OpenID Connect Use Cases: OIDC enables secure authentication, authorization, and API access. Some of the OpenID use cases include:

  • Implicit flow is typically employed for single-page applications, where tokens are directly provided to the application via a redirect.
  • Authorization Code flow is most commonly used in native, single-page, and mobile web apps. It’s designed for applications that are not reliable for storing sensitive data. This flow utilizes cryptographically signed JWT tokens, and user data remains undisclosed to the application.
  • The hybrid approach merges the flows mentioned above. Initially, it issues an ID token to the application via a redirect URL. Subsequently, the application exchanges the ID Token for a temporary access token.

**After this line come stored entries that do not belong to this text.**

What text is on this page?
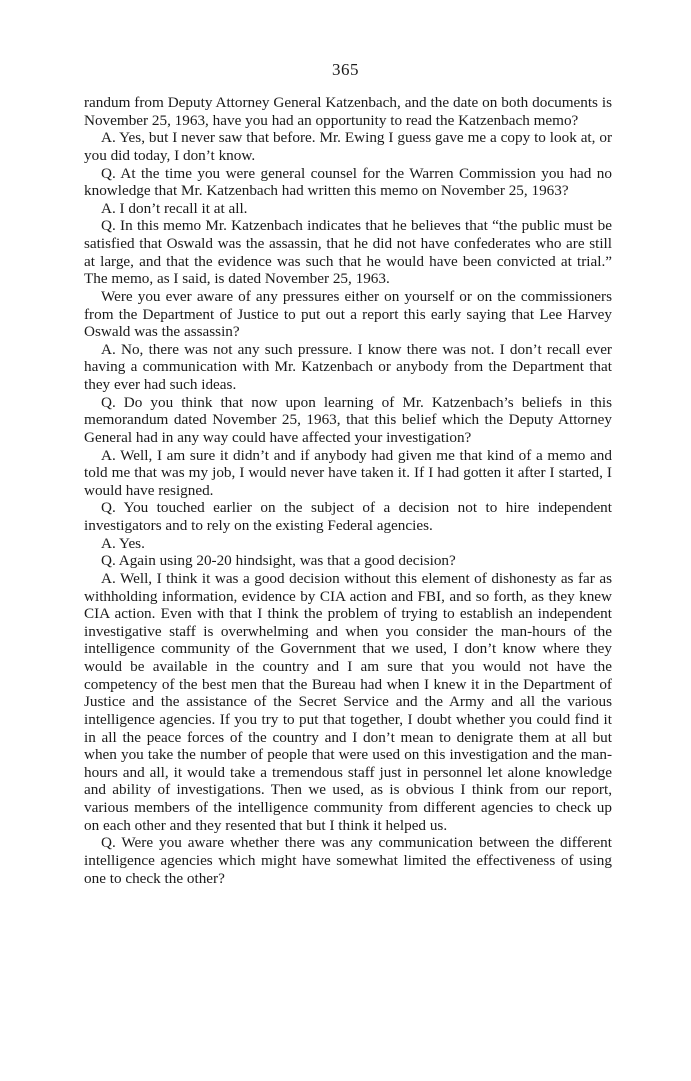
365

randum from Deputy Attorney General Katzenbach, and the date on both documents is November 25, 1963, have you had an opportunity to read the Katzenbach memo?

A. Yes, but I never saw that before. Mr. Ewing I guess gave me a copy to look at, or you did today, I don’t know.

Q. At the time you were general counsel for the Warren Commission you had no knowledge that Mr. Katzenbach had written this memo on November 25, 1963?

A. I don’t recall it at all.

Q. In this memo Mr. Katzenbach indicates that he believes that “the public must be satisfied that Oswald was the assassin, that he did not have confederates who are still at large, and that the evidence was such that he would have been convicted at trial.” The memo, as I said, is dated November 25, 1963.

Were you ever aware of any pressures either on yourself or on the commissioners from the Department of Justice to put out a report this early saying that Lee Harvey Oswald was the assassin?

A. No, there was not any such pressure. I know there was not. I don’t recall ever having a communication with Mr. Katzenbach or anybody from the Department that they ever had such ideas.

Q. Do you think that now upon learning of Mr. Katzenbach’s beliefs in this memorandum dated November 25, 1963, that this belief which the Deputy Attorney General had in any way could have affected your investigation?

A. Well, I am sure it didn’t and if anybody had given me that kind of a memo and told me that was my job, I would never have taken it. If I had gotten it after I started, I would have resigned.

Q. You touched earlier on the subject of a decision not to hire independent investigators and to rely on the existing Federal agencies.

A. Yes.

Q. Again using 20-20 hindsight, was that a good decision?

A. Well, I think it was a good decision without this element of dishonesty as far as withholding information, evidence by CIA action and FBI, and so forth, as they knew CIA action. Even with that I think the problem of trying to establish an independent investigative staff is overwhelming and when you consider the man-hours of the intelligence community of the Government that we used, I don’t know where they would be available in the country and I am sure that you would not have the competency of the best men that the Bureau had when I knew it in the Department of Justice and the assistance of the Secret Service and the Army and all the various intelligence agencies. If you try to put that together, I doubt whether you could find it in all the peace forces of the country and I don’t mean to denigrate them at all but when you take the number of people that were used on this investigation and the man-hours and all, it would take a tremendous staff just in personnel let alone knowledge and ability of investigations. Then we used, as is obvious I think from our report, various members of the intelligence community from different agencies to check up on each other and they resented that but I think it helped us.

Q. Were you aware whether there was any communication between the different intelligence agencies which might have somewhat limited the effectiveness of using one to check the other?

The LDAP allows users to access a credentials directory. Communication takes place via the LDAP Data Interchange Format (LDIF). An LDAP directory can be shared across several applications. Integrating LDAP with Active Directory (AD) enables the central AD server to store user identities. Subsequently, applications can direct authentication requests to the LDAP/AD server.

LDAP Pathway: An application sends a request to access data stored in an LDAP database. The application provides the LDAP server user credentials, username, and password. Subsequently, the LDAP server compares the user identity information stored in the AD or LDAP database with the credentials provided by the user. This user identity information, including phone numbers, addresses, or group participation, serves as a unique identifier. If the credentials provided match the stored user ID, LDAP grants access to the requested data. However, incorrect credentials will deny access to LDAP, ensuring access control measures are upheld.

LDAP/AD Use Cases: Because of its open and cross-platform nature, LDAP is applicable across many directory service providers and applications. LDAP is typically a centralized repository for credentials like usernames and passwords.

LDAP authentication is compatible with various widely used applications, including OpenVPN, Docker, Jenkins, and Kubernetes. System administrators leverage LDAP’s SSO functionality to efficiently oversee LDAP database access across multiple applications.

Selecting the Appropriate SSO Protocol

The choice of authentication protocol plays an important role when distinguishing between enterprise and consumer apps. Enterprise applications frequently use SAML because of its comprehensive support and integration capabilities with enterprise identity providers and its ability to handle intricate authentication circumstances. In contrast, OAuth 2.0 and OIDC are more suited for consumer-facing apps, as they are adaptable and compatible with mobile and online applications.

The specific authentication and authorization requirements are the foundational bedrock for SAML, OIDC, and OAuth2.0. If the primary need is authentication, which involves verifying user identification, SAML or OIDC are typically the preferred options. OIDC, built on top of OAuth 2.0, provides an additional identity layer to OAuth’s authorization capabilities. Programs use OAuth 2.0 to access user resources while keeping user passwords uncompromised.

Regarding application and platform compatibility, ensuring that the SSO protocols align with your current infrastructure and the applications you plan to integrate is crucial. While SAML may be broadly supported by some legacy or enterprise systems, modern applications often favor OAuth 2.0 and OIDC due to their API-friendly nature and ability to enhance user experience, especially in web and mobile environments.

Additionally, you should future-proof your application ecosystem. Are you migrating to cloud-based services, APIs, and mobile apps? In cloud and mobile applications, OAuth 2.0 and OIDC may provide greater flexibility and are generally considered more forward-looking.

Final Thoughts

Single sign-on is an authentication protocol that enables users to log in to websites or applications without re-entering their passwords. SAML, OIDC, and OAuth are some of the different authentication mechanisms that offer approaches to this process. This article has discussed how to implement SSO in your organization and the factors to consider when choosing the appropriate SSO protocol.